CISA, PMP, Director, PwC Latvia IT Consulting

Over 70% of 3,522 business and information technology leaders say they have made significant cybersecurity improvements since 2020, according to PwC’s 2023 survey “Global Digital Trust Insights”. They have done all the right things: re-evaluated their cyber-risks, revised their security documentation, improved their ability to defend against ransomware, and enhanced their user awareness of information security. However, the two years of war, 2022 and 2023, have changed the nature of cybercrime.

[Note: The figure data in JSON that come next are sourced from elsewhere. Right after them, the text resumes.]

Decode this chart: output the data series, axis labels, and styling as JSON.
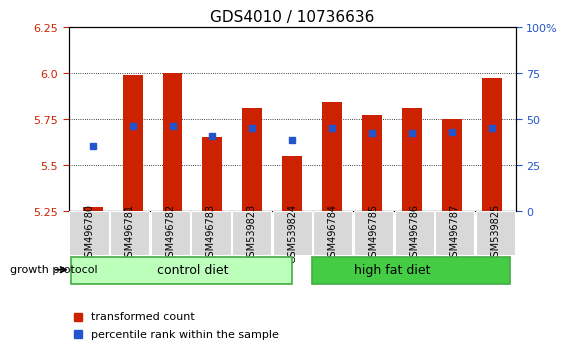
{
  "title": "GDS4010 / 10736636",
  "samples": [
    "GSM496780",
    "GSM496781",
    "GSM496782",
    "GSM496783",
    "GSM539823",
    "GSM539824",
    "GSM496784",
    "GSM496785",
    "GSM496786",
    "GSM496787",
    "GSM539825"
  ],
  "red_bar_tops": [
    5.27,
    5.99,
    6.0,
    5.65,
    5.81,
    5.55,
    5.84,
    5.77,
    5.81,
    5.75,
    5.97
  ],
  "blue_dot_y": [
    5.605,
    5.71,
    5.71,
    5.66,
    5.7,
    5.638,
    5.7,
    5.672,
    5.672,
    5.68,
    5.7
  ],
  "bar_baseline": 5.25,
  "ylim": [
    5.25,
    6.25
  ],
  "yticks": [
    5.25,
    5.5,
    5.75,
    6.0,
    6.25
  ],
  "right_yticks_labels": [
    "0",
    "25",
    "50",
    "75",
    "100%"
  ],
  "right_ytick_pos": [
    5.25,
    5.5,
    5.75,
    6.0,
    6.25
  ],
  "red_color": "#cc2200",
  "blue_color": "#2255cc",
  "bar_width": 0.5,
  "control_diet_count": 6,
  "high_fat_diet_count": 5,
  "control_diet_label": "control diet",
  "high_fat_diet_label": "high fat diet",
  "growth_protocol_label": "growth protocol",
  "legend_red_label": "transformed count",
  "legend_blue_label": "percentile rank within the sample",
  "plot_bg": "#ffffff",
  "control_diet_color": "#bbffbb",
  "high_fat_diet_color": "#44cc44",
  "title_fontsize": 11,
  "tick_fontsize": 8,
  "label_fontsize": 8
}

There were not many complaints about politically and ideologically motivated attacks in 2021, yet such attacks have represented a significant percentage since the war broke out in 2022. The activity of threat actors using their knowledge for political or ideological reasons has remained high and compares with the activity of ransomware and other commercially motivated attackers.

Latvian business leaders often make their companies an easy target for threat actors by continuing to use software developed and maintained in Russia. In early January, for example, the Latvian media reported that video surveillance cameras featuring Russian software TRASSIR are widely used in Ukraine and can be bought in Latvia from popular online shopping sites. But this is only a tiny bit of what is going on. There is also 1C accounting, geospatial systems and more. And there is no shortage of excuses: our vendor is not on the sanctions list; switching vendors will be costly; when we chose the Russian solution it was twice as cheap as its European analogues; my staff find it easier to work with a user interface in the Russian language.

Business leaders are responsible for ensuring the information controlled by their companies is processed in a lawful and secure manner. For example, you should not be using software from vendors on the Russia/Belarus sanctions list because it’s impossible to settle with them. This is a good start but not enough in terms of software usage. Vendor re-registration outside Russia or Belarus does not really help matters because the developer teams are still physically located in the dictatorship countries, where they can be pressured into capturing our data or building malware into software supplied in Latvia. Routine tests run by in-house IT professionals are unable to identify such loopholes.

Each CEO as a good steward should identify all Russian and Belarus software their company is using and get rid of it purposefully, without waiting until the vendor is placed on the sanctions list. Secure information processing is primarily the CEO’s responsibility. Latvia plans to adopt the National Cybersecurity Act by the end of this year, which makes it clear that the CEO must understand cyber-risks and be responsible for cybersecurity. Business leaders should adopt a policy of zero tolerance for Russian software now, because replacing software takes time. For example, the National Bank of Ukraine has adopted a policy of zero tolerance for Russian and Belarus software. Although the process of getting rid of it began as far back as 2014 after Russia invaded Crimea, such software is still around.